新しい任務

 ドランノーガとリードブルムの模擬戦から数日後。


 イーノ村周辺の土地はヴィヴィアンの予定通り、表向きはフランメ王国の王族とアックア公国の公族共有の別荘地という名目で正式に両国の共有管理地となった。もちろん王族と公族の別荘地なのだからそれなりの形にしなくてはならず、近いうちにイーノ村にはフランメ王国とアックア公国の両者から工事のための業者とそれを取り仕切る文官が派遣されることになり、これを知ったサイの両親は驚きのあまり気絶するのだがそれは別の物語。


 そしてフランメ王国の王都リードブルムへ帰還したサイ達は、同じく王都へ帰還したフランベルク三世に新しい任務の説明があると彼の執務室に呼び出されていた。


「アックア公国へ出向ですか?」


「そうだ。アックア公国に出向して向こうの軍隊と共同の任務を行い、パレードに参加する。それが君達の新しい任務だ」


『『…………………?』』


 フランベルク三世の言う任務の内容を聞いたサイは、自分と一緒に呼ばれたピオンを初めとする四人のホムンクルスの女性達、そしてクリスナーガにブリジッタと顔を見合わせる。


「あの、アックア公国の軍と共同の任務を行うのは理解できるのですが、パレードに参加するというのは?」


「この時期、アックア公国にはパレードをするような行事はなかったはずですけど……?」


「簡単なことだよ。サイ君、君はフランメ王国の王族とアックア公国の公族と婚約をして、そのパレードをこのフランメ王国で行った。それを今度はアックア公国でもやってもらおうというわけさ」


 サイが質問をしてブリジッタがそれに付け加えるとフランベルク三世はなんでもないような表情で説明をする。

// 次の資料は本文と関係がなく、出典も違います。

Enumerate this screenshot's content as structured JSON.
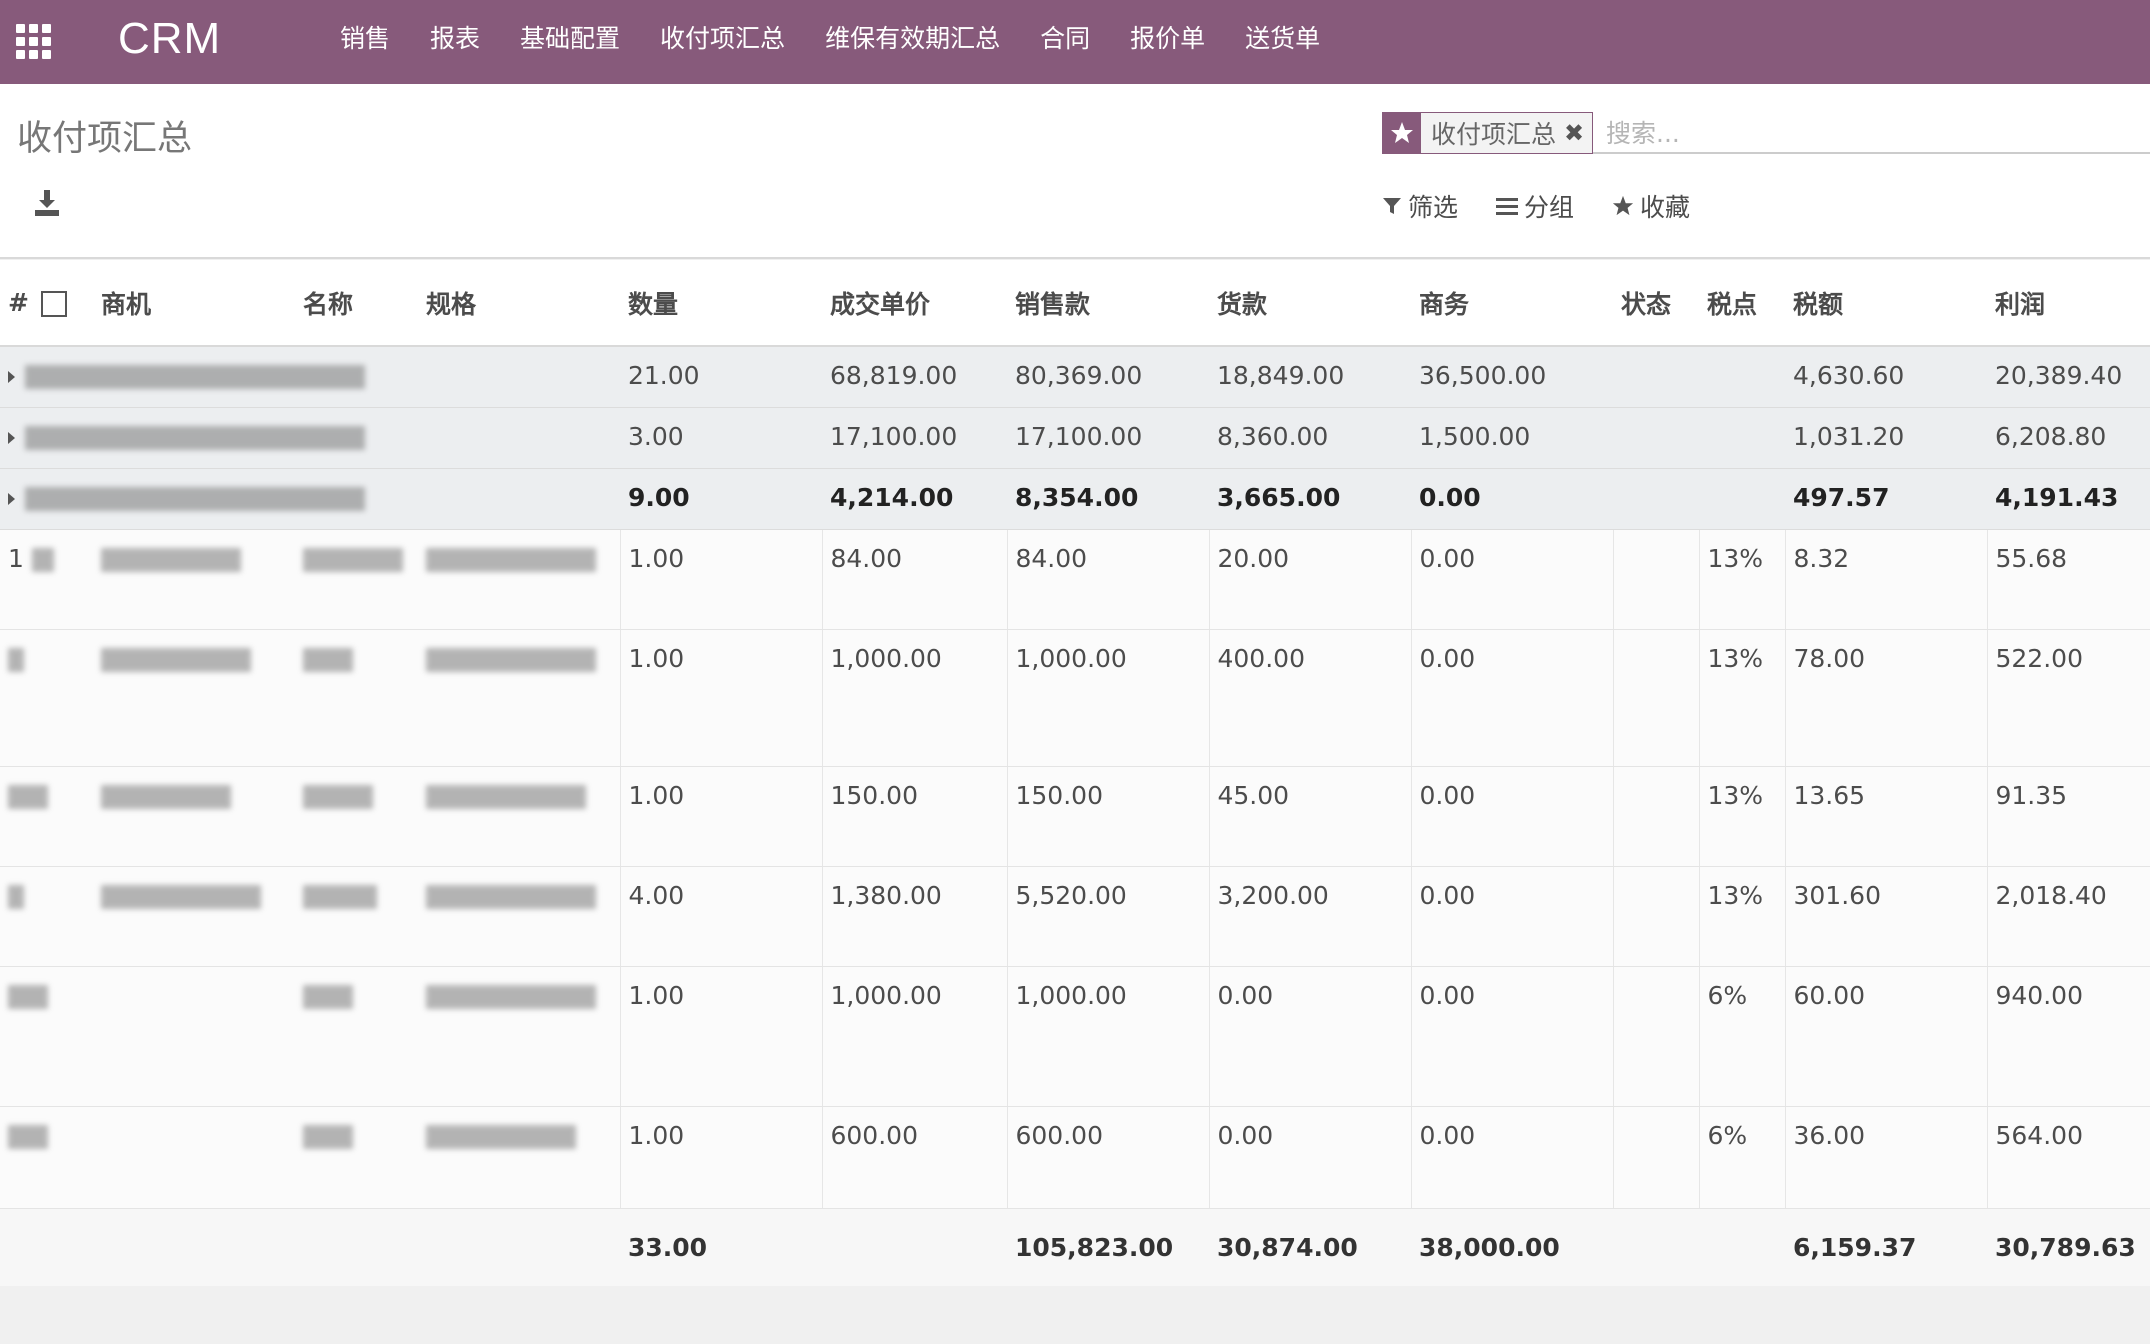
{
  "nav": {
    "brand": "CRM",
    "menu": [
      "销售",
      "报表",
      "基础配置",
      "收付项汇总",
      "维保有效期汇总",
      "合同",
      "报价单",
      "送货单"
    ]
  },
  "page": {
    "title": "收付项汇总"
  },
  "search": {
    "facet": "收付项汇总",
    "facet_close": "✖",
    "placeholder": "搜索..."
  },
  "filters": {
    "filter": "筛选",
    "group": "分组",
    "favorites": "收藏"
  },
  "columns": [
    "#",
    "商机",
    "名称",
    "规格",
    "数量",
    "成交单价",
    "销售款",
    "货款",
    "商务",
    "状态",
    "税点",
    "税额",
    "利润"
  ],
  "groups": [
    {
      "qty": "21.00",
      "price": "68,819.00",
      "sales": "80,369.00",
      "goods": "18,849.00",
      "biz": "36,500.00",
      "tax": "4,630.60",
      "profit": "20,389.40"
    },
    {
      "qty": "3.00",
      "price": "17,100.00",
      "sales": "17,100.00",
      "goods": "8,360.00",
      "biz": "1,500.00",
      "tax": "1,031.20",
      "profit": "6,208.80"
    },
    {
      "qty": "9.00",
      "price": "4,214.00",
      "sales": "8,354.00",
      "goods": "3,665.00",
      "biz": "0.00",
      "tax": "497.57",
      "profit": "4,191.43"
    }
  ],
  "rows": [
    {
      "num": "1",
      "qty": "1.00",
      "price": "84.00",
      "sales": "84.00",
      "goods": "20.00",
      "biz": "0.00",
      "rate": "13%",
      "tax": "8.32",
      "profit": "55.68"
    },
    {
      "num": "",
      "qty": "1.00",
      "price": "1,000.00",
      "sales": "1,000.00",
      "goods": "400.00",
      "biz": "0.00",
      "rate": "13%",
      "tax": "78.00",
      "profit": "522.00"
    },
    {
      "num": "",
      "qty": "1.00",
      "price": "150.00",
      "sales": "150.00",
      "goods": "45.00",
      "biz": "0.00",
      "rate": "13%",
      "tax": "13.65",
      "profit": "91.35"
    },
    {
      "num": "",
      "qty": "4.00",
      "price": "1,380.00",
      "sales": "5,520.00",
      "goods": "3,200.00",
      "biz": "0.00",
      "rate": "13%",
      "tax": "301.60",
      "profit": "2,018.40"
    },
    {
      "num": "",
      "qty": "1.00",
      "price": "1,000.00",
      "sales": "1,000.00",
      "goods": "0.00",
      "biz": "0.00",
      "rate": "6%",
      "tax": "60.00",
      "profit": "940.00"
    },
    {
      "num": "",
      "qty": "1.00",
      "price": "600.00",
      "sales": "600.00",
      "goods": "0.00",
      "biz": "0.00",
      "rate": "6%",
      "tax": "36.00",
      "profit": "564.00"
    }
  ],
  "totals": {
    "qty": "33.00",
    "sales": "105,823.00",
    "goods": "30,874.00",
    "biz": "38,000.00",
    "tax": "6,159.37",
    "profit": "30,789.63"
  },
  "colors": {
    "navbar": "#875a7b",
    "group_row": "#eceef0"
  }
}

「そしてアックア公国ではいまだにドランノーガの存在に懐疑的な者がいてね。向こうの軍隊と共同の任務を行えば、ドランノーガのいいアピールになるだろう」


 ドランノーガはアックア公国で黒竜盗賊団を撃退したことと、サイの婚約パーティーのパレードでアックア公国から来た来賓の前で姿を披露したことにより、今では少しずつだがアックア公国でもその名を知られつつある。しかしそれでもフランベルク三世が言ったようにドランノーガの存在に懐疑的な者は少なからずおり、彼らのほとんどはアックア公国がフランメ王国に肩入れしすぎることに異議を申し立てていた。


「これがうまくいけばフランメ王国とアックア公国の友好は更に強固なものになり、サイ君の両国での評価も上がるだろう。そう思わないかね、ヴィヴィアン君?」


「……ええ、そうですね」


 フランベルク三世はヴィヴィアンを名指しで呼んで話しかける。そしてフランメ王国とアックア公国との関係を強固にすることで自分の主人である青年の評価を上げようと、イーノ村を両国の共有管理地にするよう提案したヴィヴィアンはその質問に頷き、その隣ではサイの利益になるとピオンが満足そうな顔をしていた。


「分かりました。その任務、拝命しました」


 ヴィヴィアンとフランベルク三世のやり取りを見ていたサイは、今回の任務の意味を理解すると敬礼をして任務を引き受けたのだった。